I looked over at my advocate. She said nothing. Neither did Major R, my commander’s right-hand man. But I knew what they were saying: Occurrences like this were “steady state operations” in the Army.

I'd seen Army indifference of sexual assault before. When the guys at my first unit would grab my ass or whisper vulgar fantasies to me in uniform, the only action my command took was to offer a collective shrug. From drill sergeant to battalion commander, they all told me the same thing: “You need to grow a thick skin and get used to it” because “this is how life is for females in the Army.”

I was hearing it again in the conference room. Get used to it. This is how life is for women in the Army.

But this time, I wasn’t going to be ignored.

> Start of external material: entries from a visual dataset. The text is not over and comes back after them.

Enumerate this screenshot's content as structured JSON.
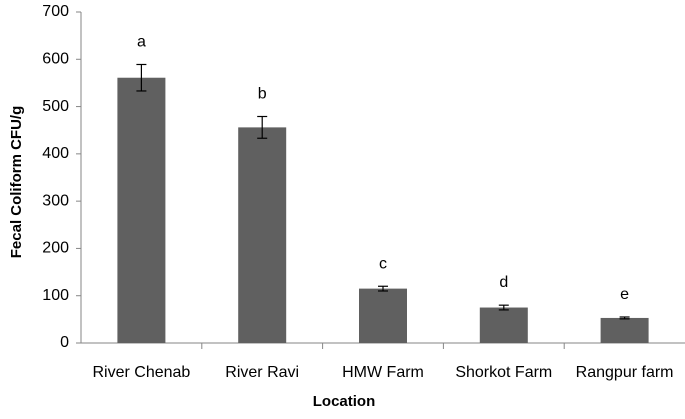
{
  "chart_data": {
    "type": "bar",
    "title": "",
    "xlabel": "Location",
    "ylabel": "Fecal Coliform CFU/g",
    "ylim": [
      0,
      700
    ],
    "yticks": [
      0,
      100,
      200,
      300,
      400,
      500,
      600,
      700
    ],
    "grid": false,
    "legend": "none",
    "categories": [
      "River Chenab",
      "River Ravi",
      "HMW Farm",
      "Shorkot Farm",
      "Rangpur farm"
    ],
    "values": [
      561,
      456,
      115,
      75,
      53
    ],
    "error": [
      28,
      23,
      5,
      5,
      2
    ],
    "significance": [
      "a",
      "b",
      "c",
      "d",
      "e"
    ],
    "colors": {
      "bar": "#606060",
      "axis": "#868686",
      "error_bar": "#000000"
    }
  }
}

Lt. Col. M wasn't willing to push the issue to someone with the power to administer punishment—fine, then I would, I told him. I couldn't serve in a unit or institution that granted impunity to, even rewarded, those in positions of power and responsibility for an offense like rape.

I had trusted J as a friend, a comrade, and my recently appointed boss. He was a noncommissioned officer, a decorated soldier. He was obsessed with power and control, be it through artful manipulation or intimidation. He projected it through the big truck he drove, the gun on his hip, the combat badge he flaunted. J loved to tell people that he was a combat veteran, so he could do what he wanted. And the Army told him that he could.

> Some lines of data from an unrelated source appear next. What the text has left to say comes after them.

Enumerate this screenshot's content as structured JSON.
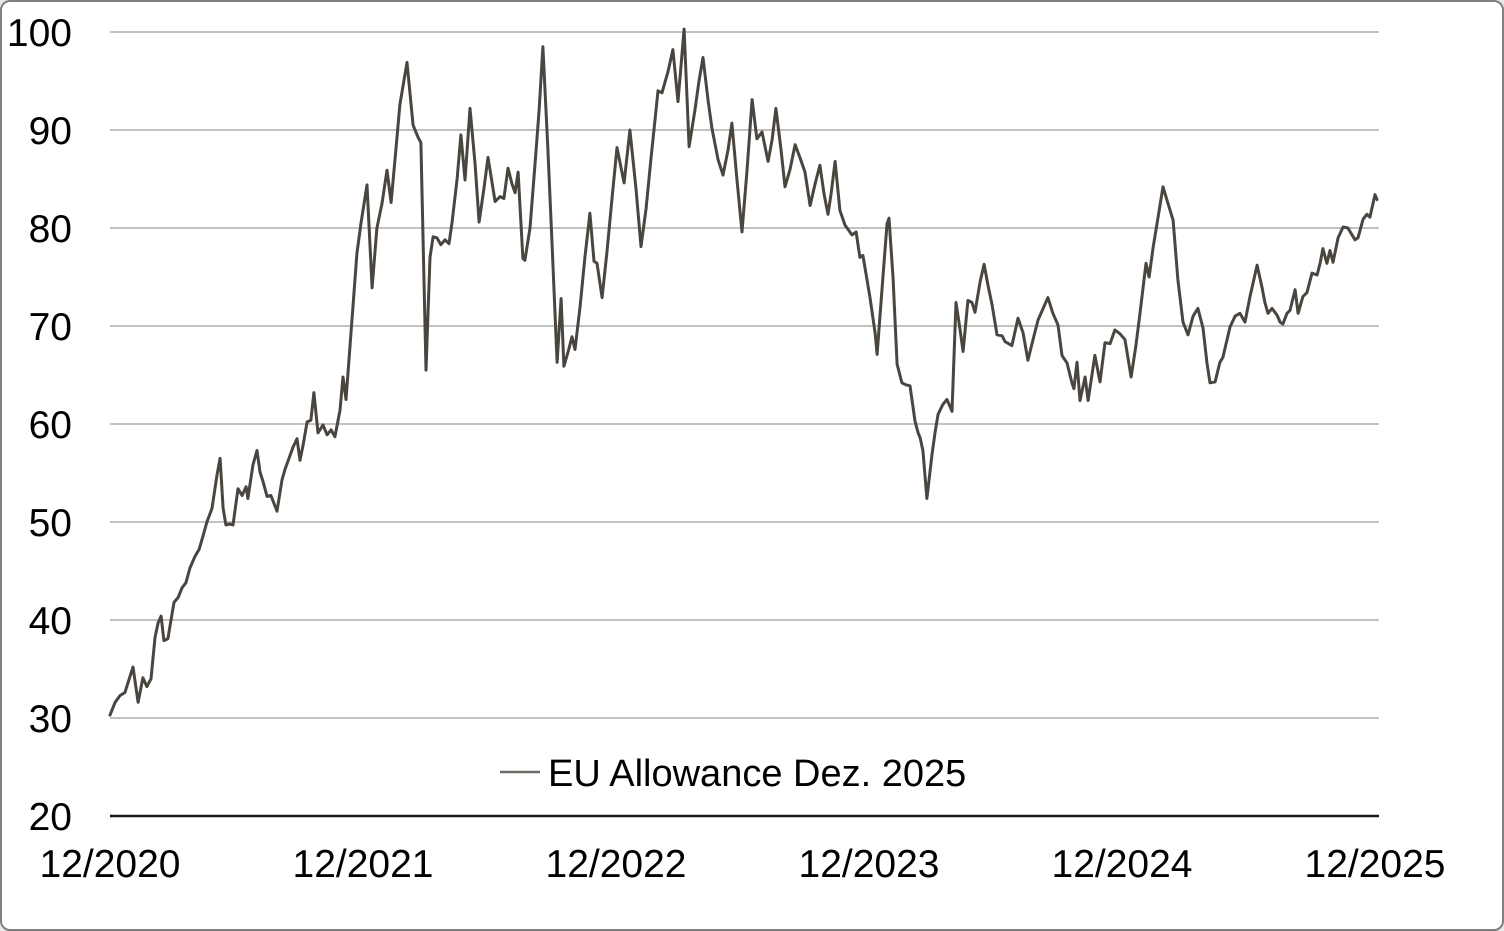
{
  "window": {
    "background": "#ffffff",
    "border_color": "#7f7f7f"
  },
  "chart_data": {
    "type": "line",
    "title": "",
    "xlabel": "",
    "ylabel": "",
    "grid": "horizontal",
    "x_tick_labels": [
      "12/2020",
      "12/2021",
      "12/2022",
      "12/2023",
      "12/2024",
      "12/2025"
    ],
    "x_range_years": [
      0,
      5
    ],
    "y_ticks": [
      20,
      30,
      40,
      50,
      60,
      70,
      80,
      90,
      100
    ],
    "ylim": [
      20,
      100
    ],
    "legend_position": "bottom-center",
    "colors": {
      "line": "#4b453f",
      "legend_marker": "#6e6a64",
      "gridline": "#9d9d9d",
      "axis_line": "#161616",
      "text": "#000000",
      "background": "#ffffff"
    },
    "series": [
      {
        "name": "EU Allowance Dez. 2025",
        "points": [
          [
            0.0,
            30.3
          ],
          [
            0.02,
            31.6
          ],
          [
            0.04,
            32.3
          ],
          [
            0.059,
            32.6
          ],
          [
            0.091,
            35.2
          ],
          [
            0.111,
            31.6
          ],
          [
            0.13,
            34.1
          ],
          [
            0.146,
            33.2
          ],
          [
            0.162,
            34.0
          ],
          [
            0.178,
            38.2
          ],
          [
            0.19,
            39.7
          ],
          [
            0.202,
            40.4
          ],
          [
            0.213,
            37.9
          ],
          [
            0.229,
            38.1
          ],
          [
            0.253,
            41.8
          ],
          [
            0.269,
            42.3
          ],
          [
            0.285,
            43.3
          ],
          [
            0.3,
            43.8
          ],
          [
            0.316,
            45.3
          ],
          [
            0.336,
            46.5
          ],
          [
            0.352,
            47.2
          ],
          [
            0.368,
            48.6
          ],
          [
            0.383,
            50.0
          ],
          [
            0.403,
            51.4
          ],
          [
            0.423,
            54.8
          ],
          [
            0.435,
            56.5
          ],
          [
            0.447,
            51.4
          ],
          [
            0.458,
            49.7
          ],
          [
            0.474,
            49.8
          ],
          [
            0.486,
            49.7
          ],
          [
            0.506,
            53.4
          ],
          [
            0.522,
            52.7
          ],
          [
            0.538,
            53.6
          ],
          [
            0.545,
            52.4
          ],
          [
            0.565,
            55.8
          ],
          [
            0.581,
            57.3
          ],
          [
            0.593,
            55.1
          ],
          [
            0.605,
            54.1
          ],
          [
            0.621,
            52.6
          ],
          [
            0.636,
            52.7
          ],
          [
            0.66,
            51.1
          ],
          [
            0.68,
            54.3
          ],
          [
            0.692,
            55.4
          ],
          [
            0.723,
            57.6
          ],
          [
            0.739,
            58.5
          ],
          [
            0.751,
            56.3
          ],
          [
            0.763,
            57.8
          ],
          [
            0.779,
            60.2
          ],
          [
            0.794,
            60.4
          ],
          [
            0.806,
            63.2
          ],
          [
            0.822,
            59.1
          ],
          [
            0.842,
            59.9
          ],
          [
            0.858,
            58.9
          ],
          [
            0.874,
            59.4
          ],
          [
            0.889,
            58.7
          ],
          [
            0.909,
            61.4
          ],
          [
            0.921,
            64.8
          ],
          [
            0.933,
            62.5
          ],
          [
            0.96,
            71.9
          ],
          [
            0.976,
            77.4
          ],
          [
            0.992,
            80.5
          ],
          [
            1.016,
            84.4
          ],
          [
            1.036,
            73.9
          ],
          [
            1.055,
            80.0
          ],
          [
            1.075,
            82.5
          ],
          [
            1.095,
            85.9
          ],
          [
            1.111,
            82.6
          ],
          [
            1.13,
            88.0
          ],
          [
            1.146,
            92.6
          ],
          [
            1.174,
            96.9
          ],
          [
            1.198,
            90.5
          ],
          [
            1.217,
            89.3
          ],
          [
            1.229,
            88.7
          ],
          [
            1.249,
            65.5
          ],
          [
            1.265,
            77.0
          ],
          [
            1.277,
            79.1
          ],
          [
            1.292,
            79.0
          ],
          [
            1.308,
            78.3
          ],
          [
            1.324,
            78.8
          ],
          [
            1.34,
            78.4
          ],
          [
            1.352,
            80.6
          ],
          [
            1.372,
            85.0
          ],
          [
            1.387,
            89.5
          ],
          [
            1.403,
            84.9
          ],
          [
            1.423,
            92.2
          ],
          [
            1.443,
            86.5
          ],
          [
            1.459,
            80.6
          ],
          [
            1.478,
            84.0
          ],
          [
            1.494,
            87.2
          ],
          [
            1.522,
            82.7
          ],
          [
            1.542,
            83.2
          ],
          [
            1.557,
            83.0
          ],
          [
            1.573,
            86.1
          ],
          [
            1.589,
            84.5
          ],
          [
            1.601,
            83.6
          ],
          [
            1.613,
            85.7
          ],
          [
            1.632,
            76.9
          ],
          [
            1.64,
            76.7
          ],
          [
            1.66,
            80.0
          ],
          [
            1.68,
            86.5
          ],
          [
            1.696,
            92.0
          ],
          [
            1.711,
            98.5
          ],
          [
            1.731,
            88.0
          ],
          [
            1.747,
            78.5
          ],
          [
            1.767,
            66.3
          ],
          [
            1.783,
            72.8
          ],
          [
            1.794,
            65.9
          ],
          [
            1.81,
            67.3
          ],
          [
            1.826,
            68.9
          ],
          [
            1.838,
            67.6
          ],
          [
            1.858,
            72.0
          ],
          [
            1.877,
            77.0
          ],
          [
            1.897,
            81.5
          ],
          [
            1.913,
            76.6
          ],
          [
            1.925,
            76.4
          ],
          [
            1.945,
            72.9
          ],
          [
            1.964,
            77.5
          ],
          [
            1.984,
            83.0
          ],
          [
            2.004,
            88.2
          ],
          [
            2.032,
            84.6
          ],
          [
            2.055,
            90.0
          ],
          [
            2.079,
            84.0
          ],
          [
            2.099,
            78.1
          ],
          [
            2.119,
            82.0
          ],
          [
            2.138,
            87.0
          ],
          [
            2.158,
            92.0
          ],
          [
            2.166,
            94.0
          ],
          [
            2.182,
            93.8
          ],
          [
            2.206,
            96.0
          ],
          [
            2.225,
            98.2
          ],
          [
            2.245,
            92.9
          ],
          [
            2.269,
            100.3
          ],
          [
            2.289,
            88.3
          ],
          [
            2.312,
            92.0
          ],
          [
            2.328,
            95.0
          ],
          [
            2.344,
            97.4
          ],
          [
            2.364,
            93.0
          ],
          [
            2.379,
            90.2
          ],
          [
            2.403,
            87.0
          ],
          [
            2.423,
            85.4
          ],
          [
            2.443,
            88.0
          ],
          [
            2.458,
            90.7
          ],
          [
            2.478,
            85.0
          ],
          [
            2.498,
            79.6
          ],
          [
            2.518,
            86.0
          ],
          [
            2.538,
            93.1
          ],
          [
            2.557,
            89.1
          ],
          [
            2.577,
            89.8
          ],
          [
            2.601,
            86.8
          ],
          [
            2.617,
            89.0
          ],
          [
            2.632,
            92.2
          ],
          [
            2.652,
            88.0
          ],
          [
            2.668,
            84.2
          ],
          [
            2.688,
            86.0
          ],
          [
            2.708,
            88.5
          ],
          [
            2.727,
            87.2
          ],
          [
            2.747,
            85.7
          ],
          [
            2.767,
            82.3
          ],
          [
            2.787,
            84.5
          ],
          [
            2.806,
            86.4
          ],
          [
            2.822,
            83.5
          ],
          [
            2.838,
            81.4
          ],
          [
            2.85,
            83.5
          ],
          [
            2.866,
            86.8
          ],
          [
            2.885,
            81.8
          ],
          [
            2.905,
            80.3
          ],
          [
            2.933,
            79.3
          ],
          [
            2.949,
            79.6
          ],
          [
            2.964,
            77.0
          ],
          [
            2.976,
            77.2
          ],
          [
            3.004,
            72.9
          ],
          [
            3.024,
            69.3
          ],
          [
            3.032,
            67.1
          ],
          [
            3.051,
            73.6
          ],
          [
            3.071,
            80.4
          ],
          [
            3.079,
            81.0
          ],
          [
            3.095,
            75.0
          ],
          [
            3.111,
            66.1
          ],
          [
            3.13,
            64.2
          ],
          [
            3.146,
            64.0
          ],
          [
            3.162,
            63.9
          ],
          [
            3.182,
            60.3
          ],
          [
            3.194,
            59.1
          ],
          [
            3.202,
            58.6
          ],
          [
            3.213,
            57.3
          ],
          [
            3.229,
            52.4
          ],
          [
            3.249,
            56.9
          ],
          [
            3.261,
            59.1
          ],
          [
            3.273,
            61.0
          ],
          [
            3.292,
            62.0
          ],
          [
            3.308,
            62.5
          ],
          [
            3.32,
            61.8
          ],
          [
            3.328,
            61.3
          ],
          [
            3.344,
            72.4
          ],
          [
            3.36,
            69.6
          ],
          [
            3.372,
            67.4
          ],
          [
            3.391,
            72.6
          ],
          [
            3.407,
            72.4
          ],
          [
            3.419,
            71.4
          ],
          [
            3.439,
            74.5
          ],
          [
            3.455,
            76.3
          ],
          [
            3.47,
            74.2
          ],
          [
            3.486,
            72.2
          ],
          [
            3.506,
            69.1
          ],
          [
            3.526,
            69.0
          ],
          [
            3.538,
            68.4
          ],
          [
            3.565,
            68.0
          ],
          [
            3.589,
            70.8
          ],
          [
            3.609,
            69.3
          ],
          [
            3.628,
            66.5
          ],
          [
            3.652,
            69.0
          ],
          [
            3.668,
            70.6
          ],
          [
            3.707,
            72.9
          ],
          [
            3.727,
            71.3
          ],
          [
            3.747,
            70.1
          ],
          [
            3.763,
            67.0
          ],
          [
            3.783,
            66.2
          ],
          [
            3.802,
            64.2
          ],
          [
            3.81,
            63.6
          ],
          [
            3.822,
            66.3
          ],
          [
            3.834,
            62.4
          ],
          [
            3.854,
            64.8
          ],
          [
            3.866,
            62.4
          ],
          [
            3.893,
            67.0
          ],
          [
            3.913,
            64.3
          ],
          [
            3.933,
            68.3
          ],
          [
            3.953,
            68.2
          ],
          [
            3.972,
            69.6
          ],
          [
            3.992,
            69.2
          ],
          [
            4.012,
            68.6
          ],
          [
            4.036,
            64.8
          ],
          [
            4.055,
            68.0
          ],
          [
            4.071,
            71.3
          ],
          [
            4.095,
            76.4
          ],
          [
            4.107,
            75.0
          ],
          [
            4.123,
            78.0
          ],
          [
            4.142,
            81.0
          ],
          [
            4.162,
            84.2
          ],
          [
            4.182,
            82.5
          ],
          [
            4.202,
            80.8
          ],
          [
            4.221,
            74.7
          ],
          [
            4.241,
            70.4
          ],
          [
            4.261,
            69.1
          ],
          [
            4.281,
            71.0
          ],
          [
            4.3,
            71.8
          ],
          [
            4.32,
            69.8
          ],
          [
            4.336,
            66.2
          ],
          [
            4.348,
            64.2
          ],
          [
            4.368,
            64.3
          ],
          [
            4.387,
            66.3
          ],
          [
            4.399,
            66.8
          ],
          [
            4.427,
            69.9
          ],
          [
            4.447,
            71.0
          ],
          [
            4.466,
            71.3
          ],
          [
            4.486,
            70.4
          ],
          [
            4.506,
            73.0
          ],
          [
            4.534,
            76.2
          ],
          [
            4.553,
            74.0
          ],
          [
            4.565,
            72.4
          ],
          [
            4.577,
            71.3
          ],
          [
            4.593,
            71.8
          ],
          [
            4.613,
            71.1
          ],
          [
            4.625,
            70.4
          ],
          [
            4.636,
            70.2
          ],
          [
            4.652,
            71.3
          ],
          [
            4.664,
            71.6
          ],
          [
            4.684,
            73.7
          ],
          [
            4.696,
            71.3
          ],
          [
            4.715,
            73.0
          ],
          [
            4.731,
            73.4
          ],
          [
            4.751,
            75.4
          ],
          [
            4.771,
            75.2
          ],
          [
            4.783,
            76.4
          ],
          [
            4.794,
            77.9
          ],
          [
            4.81,
            76.4
          ],
          [
            4.822,
            77.7
          ],
          [
            4.834,
            76.5
          ],
          [
            4.854,
            79.0
          ],
          [
            4.874,
            80.1
          ],
          [
            4.893,
            80.0
          ],
          [
            4.921,
            78.8
          ],
          [
            4.933,
            79.0
          ],
          [
            4.953,
            80.9
          ],
          [
            4.968,
            81.4
          ],
          [
            4.98,
            81.1
          ],
          [
            5.0,
            83.4
          ],
          [
            5.008,
            82.9
          ]
        ]
      }
    ]
  }
}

Not me. The Army told me that I was worthless. I had felt an obligation to serve, to continue on the deployment that I had trained for and committed to. I had always stepped up when the Army called me, and this time was no different. I couldn't let my unit deploy without me. But this dedication I had to my unit and the Army was one-way. After the initial days of support and after I agreed to still deploy, my command treated me as nothing more than a nuisance, a burden, a liability.

The Army doesn’t like to air its dirty laundry, preferring instead to resolve allegations of misconduct “in-house.” Too often, I’d seen that this meant dismissals and hand slaps. So I went to the civilian police the day after I was attacked. Local authorities collected the physical evidence and taped J’s confession when I phoned him from the police station. Police arrested J the night before we were scheduled to deploy, and he was arraigned days later on four counts of Rape by Duress.

The evidence, confession and criminal charges didn’t seem to matter to the Army. Neither did my pain. My commander's intention to give J an honorable discharge reinforced my feelings of worthlessness and dispensability. I was not worth the dark cloud that might hover over the unit if punishments were dealt. I was not worth the blemish on Lt. Col. M's record of “soldier care.” My pain was not worth even a moment of his or his colleagues’ discomfort. The Army’s apathy and betrayal, however passive, hurt more than J's attack.